About a year ago, I happened upon this statement about the Monitor in the Harvard Business Review – under the charming heading of “do things that don’t interest you”:

“Many things that end up” being meaningful, writes social scientist Joseph Grenny, “have come from conference workshops, articles, or online videos that began as a chore and ended with an insight. My work in Kenya, for example, was heavily influenced by a Christian Science Monitor article I had forced myself to read 10 years earlier. Sometimes, we call things ‘boring’ simply because they lie outside the box we are currently in.”

If you were to come up with a punchline to a joke about the Monitor, that would probably be it. We’re seen as being global, fair, insightful, and perhaps a bit too earnest. We’re the bran muffin of journalism.

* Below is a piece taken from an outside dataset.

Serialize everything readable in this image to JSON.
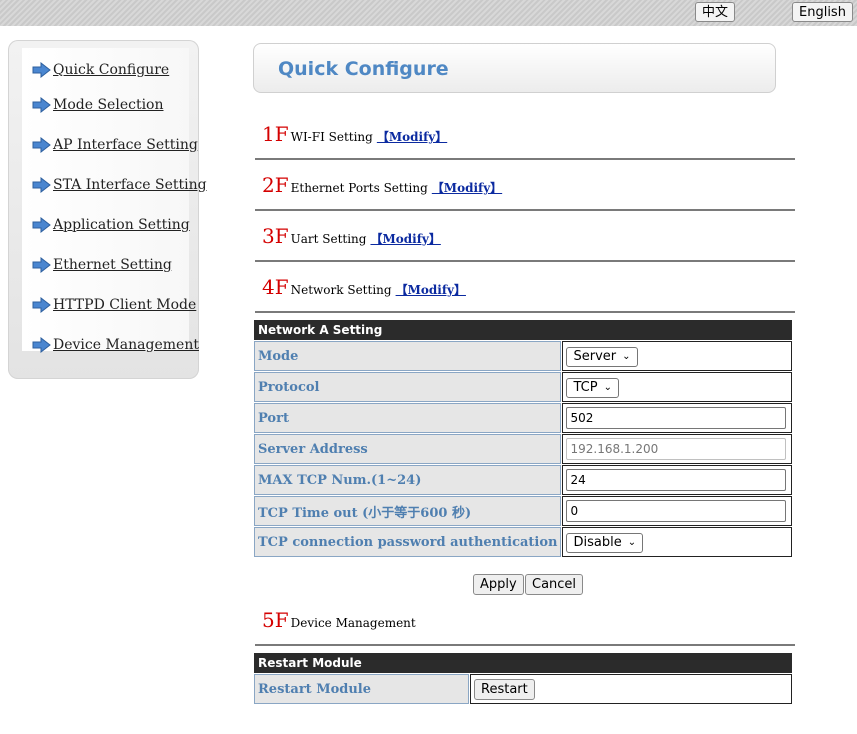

But you know what? We change lives. And I’m going to argue that we change lives precisely because we force open that too-small box that most human beings think they live in.

The Monitor is a peculiar little publication that’s hard for the world to figure out. We’re run by a church, but we’re not only for church members and we’re not about converting people. We’re known as being fair even as the world becomes as polarized as at any time since the newspaper’s founding in 1908.

We have a mission beyond circulation, we want to bridge divides. We’re about kicking down the door of thought everywhere and saying, “You are bigger and more capable than you realize. And we can prove it.”